Estatísticas assustadoras

Segundo o The International Press Institute (IPI), organização para defesa da liberdade de expressão sediada em Viena, e da Ong Repórteres sem Fronteira, em todo o ano passado foram contabilizados 45 repórteres mortos cobrindo guerras e manifestações ou em trabalhos investigativos. A esses casos se soma os de duas jornalistas mexicanas encontradas mortas no estado de Veracruz, México, em maio passado. Com base em contagem da IPI, só em 2022 são nove mortes de pessoal de imprensa no exercício da profissão em território mexicano.

Depois do México, governado pelo partido de esquerda Movimento Regeneração Nacional (MRN), vêm Ucrânia e Haiti (3), Filipinas (2) e, com um caso cada, Guatemala, Chade, Iêmen, Turquia, Cazaquistão, Bangladesh e Mianmar. O clima de insegurança ronda a imprensa no México, agravado desde a posse do atual presidente Manoel Lopez Obrador. Segundo o IPI, ao menos 35 jornalistas foram mortos nos últimos quatro anos no país. Apenas 10% desses assassinatos foram resolvidos judicialmente.

O Brasil não registra casos de jornalistas mortos em serviço.

Esforço de guerra para localizar os perdidos 

A despeito de não haver sido previamente informado da missão do jornalista inglês na companhia do funcionário licenciado da Funai, o governo brasileiro vem empregando força máxima por meio das Forças Armadas, Polícia Federal, Funai e órgãos de segurança e prevenção de incidentes do governo nas buscas do jornalista inglês Dom Phillips e do indigenista Bruno Pereira, desaparecidos desde domingo (5/6) no Vale do Javari, Alto Solimões, no Amazonas.

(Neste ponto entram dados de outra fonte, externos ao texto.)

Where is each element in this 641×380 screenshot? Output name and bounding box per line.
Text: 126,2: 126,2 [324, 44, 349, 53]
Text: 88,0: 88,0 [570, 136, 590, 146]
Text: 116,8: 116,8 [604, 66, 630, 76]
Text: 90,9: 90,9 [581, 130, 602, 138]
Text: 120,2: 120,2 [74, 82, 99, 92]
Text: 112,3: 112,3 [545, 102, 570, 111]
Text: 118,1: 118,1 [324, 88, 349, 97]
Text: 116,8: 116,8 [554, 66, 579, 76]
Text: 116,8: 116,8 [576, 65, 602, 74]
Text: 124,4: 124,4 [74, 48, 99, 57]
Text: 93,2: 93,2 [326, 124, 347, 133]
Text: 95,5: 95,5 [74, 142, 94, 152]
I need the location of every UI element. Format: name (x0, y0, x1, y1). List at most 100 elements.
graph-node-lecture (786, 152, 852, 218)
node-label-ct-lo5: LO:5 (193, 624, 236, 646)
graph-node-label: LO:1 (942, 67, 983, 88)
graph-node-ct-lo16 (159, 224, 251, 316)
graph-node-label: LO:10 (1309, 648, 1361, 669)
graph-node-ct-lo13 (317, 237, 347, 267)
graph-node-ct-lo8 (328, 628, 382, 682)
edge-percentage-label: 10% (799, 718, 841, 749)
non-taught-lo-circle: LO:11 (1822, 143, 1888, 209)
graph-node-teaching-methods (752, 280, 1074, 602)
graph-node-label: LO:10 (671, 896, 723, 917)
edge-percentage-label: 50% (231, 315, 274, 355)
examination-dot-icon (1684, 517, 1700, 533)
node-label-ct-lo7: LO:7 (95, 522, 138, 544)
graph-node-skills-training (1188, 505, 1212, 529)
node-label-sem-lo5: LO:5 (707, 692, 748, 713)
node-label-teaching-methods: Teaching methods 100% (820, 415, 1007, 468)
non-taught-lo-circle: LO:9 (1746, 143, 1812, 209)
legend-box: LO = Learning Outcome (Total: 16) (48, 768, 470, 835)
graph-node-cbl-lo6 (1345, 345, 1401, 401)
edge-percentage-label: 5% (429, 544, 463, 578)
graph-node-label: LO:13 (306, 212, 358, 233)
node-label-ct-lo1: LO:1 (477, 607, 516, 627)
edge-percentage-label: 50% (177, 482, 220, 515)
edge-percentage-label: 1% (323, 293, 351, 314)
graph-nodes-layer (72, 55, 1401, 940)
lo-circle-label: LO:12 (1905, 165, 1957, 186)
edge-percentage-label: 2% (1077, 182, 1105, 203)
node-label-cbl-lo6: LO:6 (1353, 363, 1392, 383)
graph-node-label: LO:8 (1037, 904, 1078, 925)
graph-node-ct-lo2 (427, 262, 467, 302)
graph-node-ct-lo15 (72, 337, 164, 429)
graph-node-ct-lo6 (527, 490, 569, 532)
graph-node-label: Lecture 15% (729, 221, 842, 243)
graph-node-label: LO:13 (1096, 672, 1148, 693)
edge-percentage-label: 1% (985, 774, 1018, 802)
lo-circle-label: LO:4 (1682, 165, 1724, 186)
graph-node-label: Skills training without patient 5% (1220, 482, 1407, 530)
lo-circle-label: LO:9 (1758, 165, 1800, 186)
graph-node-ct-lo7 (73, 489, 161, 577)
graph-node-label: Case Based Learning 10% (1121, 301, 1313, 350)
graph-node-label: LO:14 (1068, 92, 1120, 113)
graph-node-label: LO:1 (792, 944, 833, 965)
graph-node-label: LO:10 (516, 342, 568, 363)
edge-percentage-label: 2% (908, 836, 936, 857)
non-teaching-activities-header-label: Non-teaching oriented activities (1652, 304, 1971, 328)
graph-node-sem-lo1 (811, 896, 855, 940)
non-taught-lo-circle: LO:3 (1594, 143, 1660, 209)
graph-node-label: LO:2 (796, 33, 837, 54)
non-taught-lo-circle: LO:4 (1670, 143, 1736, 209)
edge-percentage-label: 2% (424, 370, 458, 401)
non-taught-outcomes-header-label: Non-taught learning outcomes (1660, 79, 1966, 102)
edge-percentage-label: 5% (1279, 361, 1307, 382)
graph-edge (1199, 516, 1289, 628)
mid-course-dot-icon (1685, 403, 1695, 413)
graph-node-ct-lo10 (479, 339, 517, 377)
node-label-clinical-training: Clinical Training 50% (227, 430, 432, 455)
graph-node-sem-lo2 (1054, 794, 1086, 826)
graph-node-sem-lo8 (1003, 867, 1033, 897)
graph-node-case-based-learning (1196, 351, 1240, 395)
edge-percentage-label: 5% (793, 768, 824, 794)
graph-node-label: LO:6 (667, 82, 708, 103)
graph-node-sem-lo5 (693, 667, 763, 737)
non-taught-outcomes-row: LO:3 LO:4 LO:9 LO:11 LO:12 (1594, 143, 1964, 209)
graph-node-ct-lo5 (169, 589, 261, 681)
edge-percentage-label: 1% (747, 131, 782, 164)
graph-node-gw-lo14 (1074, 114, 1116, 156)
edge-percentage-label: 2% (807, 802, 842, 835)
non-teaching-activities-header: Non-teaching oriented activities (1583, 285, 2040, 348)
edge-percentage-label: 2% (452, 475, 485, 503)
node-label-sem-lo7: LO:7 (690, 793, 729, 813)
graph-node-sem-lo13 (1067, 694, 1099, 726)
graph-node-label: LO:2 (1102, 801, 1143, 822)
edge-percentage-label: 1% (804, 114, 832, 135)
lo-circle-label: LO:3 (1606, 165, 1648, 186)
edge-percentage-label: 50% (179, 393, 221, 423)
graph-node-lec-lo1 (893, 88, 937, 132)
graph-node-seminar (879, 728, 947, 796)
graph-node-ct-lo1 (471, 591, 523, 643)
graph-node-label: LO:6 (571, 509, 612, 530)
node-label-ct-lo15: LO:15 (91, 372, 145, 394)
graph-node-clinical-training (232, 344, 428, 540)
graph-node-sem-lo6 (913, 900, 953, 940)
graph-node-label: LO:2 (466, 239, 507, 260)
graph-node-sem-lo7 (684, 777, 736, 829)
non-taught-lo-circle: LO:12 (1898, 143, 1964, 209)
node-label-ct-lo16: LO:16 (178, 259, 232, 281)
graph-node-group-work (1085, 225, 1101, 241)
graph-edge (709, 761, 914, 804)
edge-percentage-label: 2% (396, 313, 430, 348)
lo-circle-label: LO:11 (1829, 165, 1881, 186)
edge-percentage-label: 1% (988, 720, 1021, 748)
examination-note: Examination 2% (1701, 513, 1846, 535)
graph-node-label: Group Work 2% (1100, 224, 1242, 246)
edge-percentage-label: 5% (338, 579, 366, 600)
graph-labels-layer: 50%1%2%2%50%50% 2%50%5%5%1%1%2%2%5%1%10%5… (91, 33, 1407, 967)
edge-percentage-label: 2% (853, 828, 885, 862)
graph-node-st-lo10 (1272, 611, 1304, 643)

São indignas e irresponsáveis, por conseguinte, os esforços de certos setores da imprensa tentando responsabilizar o governo brasileiro pelo desaparecimento de Phillips e Bruno Pereira. O correspondente da BandNews em Genebra, Jamil Chade, tal qual político de oposição, vem diariamente comentando o caso. Refere-se à Amazônia como "terra de ninguém", e à região do rio Javari, especificamente, como de alta periculosidade. Sem disfarce, e desprovido de qualquer prova material, procura imputar responsabilidades e insinuações veladas de culpa do Palácio do Planalto pelo sumiço dos dois profissionais.

O jornalista em questão não tem a menor ideia do que fala. Um simples embusteiro. Será que ao menos já veio à região? Duvido muito. Pois quem conhece a Amazônia não se dá ao trabalho de falar tamanhas asneiras. Na verdade, seus comentários são recorrentemente eivados de referências maldosas ao Brasil. Sequer imagina, nem, certamente, faz questão de levantar o quanto de recursos públicos o governo despende no esforço de encontrar os dois desaparecidos e outros que frequentemente se acidentam ou se perdem nas matas amazônicas. Chade, por certo, é um daqueles brasileiros para os quais quanto pior melhor. O BandNews precisa elevar o nível de sua editoria internacional. Jamil Chade, por outro lado, não tem a menor noção sobre a geografia da região, particularmente em relação ao rio Javari, em que, até Benjamin Constant, de um lado é Brasil e de outro Peru. Por conseguinte, onde efetivamente se encontram perdidos Dom Phillips e Bruno Pereira? No Brasil ou no país fronteiriço?

Sobre o autor

Osíris M. Araújo da Silva é economista, escritor, membro do Instituto Geográfico e Histórico do Amazonas (IGHA), da Academia de Letras, Ciências e Artes do Amazonas (ALCEAR), do Grupo de Estudos Estratégicos Amazônicos (GEEA/INPA) e do Conselho Regional de Economia do Amazonas (CORECON-AM).